Pada tanggal 29 Desember 2024, Jepang mengalami perubahan drastis dalam citranya di dunia internasional, dengan Tokyo kini disebut sebagai “ibu kota seks” Asia. Fenomena ini muncul di tengah kondisi ekonomi Jepang yang memburuk, ditandai dengan melemahnya nilai Yen dan meningkatnya tingkat kemiskinan. Situasi ini telah menarik perhatian banyak wisatawan asing yang mencari pengalaman “wisata seks” di ibu kota Jepang.
Keadaan ekonomi Jepang saat ini menunjukkan tanda-tanda kemunduran, dengan inflasi yang meningkat dan daya beli masyarakat yang menurun. Hal ini menyebabkan banyak warga Jepang berjuang untuk memenuhi kebutuhan dasar mereka. Dalam konteks ini, Tokyo telah bertransformasi menjadi pusat bagi pria asing yang mencari layanan seksual, sebuah perubahan yang mencolok dibandingkan dengan masa-masa ketika Jepang dikenal sebagai negara maju dan makmur.
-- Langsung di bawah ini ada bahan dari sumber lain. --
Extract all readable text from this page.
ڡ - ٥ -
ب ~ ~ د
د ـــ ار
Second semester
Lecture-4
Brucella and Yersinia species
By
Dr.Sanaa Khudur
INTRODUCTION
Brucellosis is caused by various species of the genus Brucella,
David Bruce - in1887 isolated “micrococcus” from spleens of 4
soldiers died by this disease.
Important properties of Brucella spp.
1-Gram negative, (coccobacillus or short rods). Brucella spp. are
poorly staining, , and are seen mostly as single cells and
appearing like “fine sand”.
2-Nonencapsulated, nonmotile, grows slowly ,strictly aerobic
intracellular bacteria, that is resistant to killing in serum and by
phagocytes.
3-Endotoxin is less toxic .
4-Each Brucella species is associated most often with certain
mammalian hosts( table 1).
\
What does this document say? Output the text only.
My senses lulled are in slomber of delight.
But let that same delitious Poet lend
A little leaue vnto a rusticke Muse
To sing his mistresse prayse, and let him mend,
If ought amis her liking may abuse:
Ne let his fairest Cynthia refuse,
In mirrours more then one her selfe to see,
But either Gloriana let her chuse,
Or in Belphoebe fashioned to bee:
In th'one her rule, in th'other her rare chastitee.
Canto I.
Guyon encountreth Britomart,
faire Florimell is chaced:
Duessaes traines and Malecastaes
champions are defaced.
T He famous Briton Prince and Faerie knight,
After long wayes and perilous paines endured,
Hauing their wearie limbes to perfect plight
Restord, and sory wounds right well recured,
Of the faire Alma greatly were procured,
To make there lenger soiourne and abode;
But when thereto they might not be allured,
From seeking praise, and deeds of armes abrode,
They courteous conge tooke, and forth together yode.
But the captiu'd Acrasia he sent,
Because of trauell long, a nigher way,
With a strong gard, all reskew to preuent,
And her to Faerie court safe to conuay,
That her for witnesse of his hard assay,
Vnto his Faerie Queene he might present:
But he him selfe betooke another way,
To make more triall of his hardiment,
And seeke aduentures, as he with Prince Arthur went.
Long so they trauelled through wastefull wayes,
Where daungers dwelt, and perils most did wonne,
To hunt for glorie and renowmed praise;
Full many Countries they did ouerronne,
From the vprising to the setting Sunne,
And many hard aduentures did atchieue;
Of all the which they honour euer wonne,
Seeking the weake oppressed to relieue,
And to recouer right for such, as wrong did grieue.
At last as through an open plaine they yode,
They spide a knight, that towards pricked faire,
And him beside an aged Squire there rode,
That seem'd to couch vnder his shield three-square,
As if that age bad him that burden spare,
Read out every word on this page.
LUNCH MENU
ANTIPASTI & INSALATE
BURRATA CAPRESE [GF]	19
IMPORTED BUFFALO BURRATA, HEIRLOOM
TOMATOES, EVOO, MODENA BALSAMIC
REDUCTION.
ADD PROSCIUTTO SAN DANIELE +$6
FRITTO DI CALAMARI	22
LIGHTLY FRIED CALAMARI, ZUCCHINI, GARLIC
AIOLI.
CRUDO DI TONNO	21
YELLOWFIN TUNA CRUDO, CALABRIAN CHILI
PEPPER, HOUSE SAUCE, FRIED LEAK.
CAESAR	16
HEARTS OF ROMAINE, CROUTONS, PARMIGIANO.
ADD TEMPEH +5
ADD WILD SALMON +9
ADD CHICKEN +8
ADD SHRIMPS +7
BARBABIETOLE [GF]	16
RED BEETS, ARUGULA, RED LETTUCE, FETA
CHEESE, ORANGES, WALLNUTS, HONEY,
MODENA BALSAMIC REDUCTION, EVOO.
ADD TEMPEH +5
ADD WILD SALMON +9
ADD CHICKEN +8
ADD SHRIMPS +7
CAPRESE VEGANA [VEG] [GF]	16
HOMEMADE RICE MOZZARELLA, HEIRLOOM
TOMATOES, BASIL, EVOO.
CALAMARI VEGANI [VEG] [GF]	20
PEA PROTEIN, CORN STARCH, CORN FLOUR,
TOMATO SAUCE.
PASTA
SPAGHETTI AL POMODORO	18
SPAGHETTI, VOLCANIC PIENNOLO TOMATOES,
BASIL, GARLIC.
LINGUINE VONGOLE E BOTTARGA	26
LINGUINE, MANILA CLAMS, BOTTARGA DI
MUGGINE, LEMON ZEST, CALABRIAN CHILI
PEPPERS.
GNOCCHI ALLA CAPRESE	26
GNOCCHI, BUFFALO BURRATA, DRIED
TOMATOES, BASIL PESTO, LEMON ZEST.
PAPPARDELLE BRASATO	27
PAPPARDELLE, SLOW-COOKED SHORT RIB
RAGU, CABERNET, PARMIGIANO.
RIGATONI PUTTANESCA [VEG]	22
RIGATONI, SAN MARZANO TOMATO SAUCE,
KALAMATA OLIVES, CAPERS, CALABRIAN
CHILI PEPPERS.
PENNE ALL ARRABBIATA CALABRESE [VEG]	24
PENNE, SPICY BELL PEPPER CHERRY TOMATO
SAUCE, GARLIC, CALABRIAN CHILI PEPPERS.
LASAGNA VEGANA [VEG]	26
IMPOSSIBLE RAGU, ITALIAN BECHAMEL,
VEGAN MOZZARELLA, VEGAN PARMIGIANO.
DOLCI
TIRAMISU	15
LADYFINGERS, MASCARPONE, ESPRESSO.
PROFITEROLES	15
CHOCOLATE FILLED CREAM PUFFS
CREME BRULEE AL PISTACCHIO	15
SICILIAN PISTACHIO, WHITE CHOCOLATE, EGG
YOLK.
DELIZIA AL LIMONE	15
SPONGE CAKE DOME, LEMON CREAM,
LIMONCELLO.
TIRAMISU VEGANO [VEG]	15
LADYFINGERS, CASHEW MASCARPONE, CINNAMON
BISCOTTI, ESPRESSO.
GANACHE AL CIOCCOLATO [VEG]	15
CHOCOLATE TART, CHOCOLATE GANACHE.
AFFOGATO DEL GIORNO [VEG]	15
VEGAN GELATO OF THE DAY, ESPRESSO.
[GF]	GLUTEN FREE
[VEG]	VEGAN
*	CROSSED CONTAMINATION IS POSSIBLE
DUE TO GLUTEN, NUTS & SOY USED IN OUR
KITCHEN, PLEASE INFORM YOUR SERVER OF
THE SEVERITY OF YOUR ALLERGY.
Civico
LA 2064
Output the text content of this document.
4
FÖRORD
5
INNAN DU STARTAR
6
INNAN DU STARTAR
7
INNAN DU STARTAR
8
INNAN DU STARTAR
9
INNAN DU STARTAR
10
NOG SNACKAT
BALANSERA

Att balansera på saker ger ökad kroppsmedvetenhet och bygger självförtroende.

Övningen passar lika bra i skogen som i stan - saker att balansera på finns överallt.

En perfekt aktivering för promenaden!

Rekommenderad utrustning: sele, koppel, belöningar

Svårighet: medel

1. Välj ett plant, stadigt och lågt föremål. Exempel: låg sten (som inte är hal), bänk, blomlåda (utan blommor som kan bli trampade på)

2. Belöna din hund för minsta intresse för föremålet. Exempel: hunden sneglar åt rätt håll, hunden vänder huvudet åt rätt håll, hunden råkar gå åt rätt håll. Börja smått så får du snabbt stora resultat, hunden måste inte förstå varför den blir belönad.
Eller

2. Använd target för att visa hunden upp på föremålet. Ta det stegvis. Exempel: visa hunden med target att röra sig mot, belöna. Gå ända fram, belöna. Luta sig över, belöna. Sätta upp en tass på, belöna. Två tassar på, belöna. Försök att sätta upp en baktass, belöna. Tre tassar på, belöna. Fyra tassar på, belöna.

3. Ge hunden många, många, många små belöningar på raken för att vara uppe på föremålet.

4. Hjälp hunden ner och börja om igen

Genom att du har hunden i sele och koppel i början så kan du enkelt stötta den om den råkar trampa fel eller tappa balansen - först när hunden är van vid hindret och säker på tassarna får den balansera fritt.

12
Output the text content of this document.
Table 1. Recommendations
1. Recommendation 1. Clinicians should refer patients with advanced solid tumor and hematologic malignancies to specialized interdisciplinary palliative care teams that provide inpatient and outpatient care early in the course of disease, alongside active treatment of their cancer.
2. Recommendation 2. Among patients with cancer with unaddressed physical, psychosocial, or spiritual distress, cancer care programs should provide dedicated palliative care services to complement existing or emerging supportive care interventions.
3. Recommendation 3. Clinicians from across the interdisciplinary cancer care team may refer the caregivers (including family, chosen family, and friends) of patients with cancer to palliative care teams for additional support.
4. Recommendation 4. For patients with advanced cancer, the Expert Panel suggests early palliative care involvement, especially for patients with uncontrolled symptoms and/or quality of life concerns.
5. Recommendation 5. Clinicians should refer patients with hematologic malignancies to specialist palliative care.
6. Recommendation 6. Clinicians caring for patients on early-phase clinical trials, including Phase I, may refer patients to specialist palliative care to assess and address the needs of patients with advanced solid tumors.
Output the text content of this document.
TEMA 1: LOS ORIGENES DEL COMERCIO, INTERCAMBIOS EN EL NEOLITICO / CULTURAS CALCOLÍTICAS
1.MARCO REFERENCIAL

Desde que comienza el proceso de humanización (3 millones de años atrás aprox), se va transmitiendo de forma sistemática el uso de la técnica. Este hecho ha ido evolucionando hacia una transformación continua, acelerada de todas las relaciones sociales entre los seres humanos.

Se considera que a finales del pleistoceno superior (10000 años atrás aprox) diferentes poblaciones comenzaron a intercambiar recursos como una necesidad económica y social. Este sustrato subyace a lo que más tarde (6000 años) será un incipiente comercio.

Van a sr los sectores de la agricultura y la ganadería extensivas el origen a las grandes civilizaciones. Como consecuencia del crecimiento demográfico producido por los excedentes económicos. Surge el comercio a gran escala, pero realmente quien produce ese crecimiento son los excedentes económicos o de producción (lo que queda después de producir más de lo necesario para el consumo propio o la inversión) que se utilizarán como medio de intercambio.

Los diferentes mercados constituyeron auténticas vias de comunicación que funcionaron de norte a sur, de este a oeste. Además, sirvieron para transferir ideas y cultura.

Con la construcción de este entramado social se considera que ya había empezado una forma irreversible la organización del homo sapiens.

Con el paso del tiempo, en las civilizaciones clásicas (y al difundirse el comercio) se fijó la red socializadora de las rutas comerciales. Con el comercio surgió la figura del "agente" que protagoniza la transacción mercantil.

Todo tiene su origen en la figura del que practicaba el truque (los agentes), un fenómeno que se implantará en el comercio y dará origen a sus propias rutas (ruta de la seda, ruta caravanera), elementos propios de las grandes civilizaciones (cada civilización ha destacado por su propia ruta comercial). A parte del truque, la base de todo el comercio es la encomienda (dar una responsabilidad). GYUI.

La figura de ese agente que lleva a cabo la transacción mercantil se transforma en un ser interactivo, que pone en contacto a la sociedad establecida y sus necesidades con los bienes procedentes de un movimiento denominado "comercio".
Menurut laporan dari Sekretaris Jenderal Dewan Penghubung Pelindung Pemuda (Seiboren), Yoshide Tanaka, terdapat peningkatan signifikan jumlah pria asing yang datang ke Tokyo untuk mencari layanan seksual. Setelah pembatasan perjalanan akibat pandemi Covid-19 dicabut, banyak wisatawan dari berbagai negara, terutama China, mulai berdatangan ke taman-taman di Tokyo yang kini menjadi lokasi perdagangan seks. Hal ini menunjukkan pergeseran perilaku dan minat wisatawan terhadap aspek-aspek tertentu dari budaya Jepang.
Di tengah krisis ini, banyak wanita muda di Jepang terpaksa terjun ke industri seks sebagai cara untuk bertahan hidup. Dengan meningkatnya permintaan dari wisatawan asing, taman-taman seperti Okubo menjadi lokasi di mana transaksi seksual terjadi secara terbuka. Meskipun tidak ada pihak yang secara resmi mengatur kegiatan ini, para wanita sering kali menghadapi risiko tinggi, termasuk kekerasan dan eksploitasi.
Pihak kepolisian Tokyo telah berupaya menertibkan kawasan-kawasan tersebut dengan menangkap sejumlah wanita yang terlibat dalam prostitusi jalanan. Meskipun demikian, tantangan tetap ada karena banyak wanita merasa lebih aman melayani pelanggan asing daripada pelanggan lokal yang dianggap sebagai ancaman. Anggota parlemen juga mulai mengkhawatirkan reputasi Jepang di mata dunia akibat fenomena ini dan mendesak perlunya regulasi lebih ketat terhadap industri seks.
Transformasi Tokyo menjadi ibu kota seks Asia mencerminkan dampak serius dari krisis ekonomi yang melanda Jepang. Dengan meningkatnya jumlah wisatawan asing dan perubahan perilaku sosial masyarakat, penting bagi pemerintah untuk menemukan solusi yang tepat untuk mengatasi masalah ini tanpa merusak reputasi negara. Semua mata kini tertuju pada bagaimana Jepang akan menangani situasi ini dan langkah-langkah apa yang akan diambil untuk melindungi warganya serta memulihkan citra nasional di kancah internasional.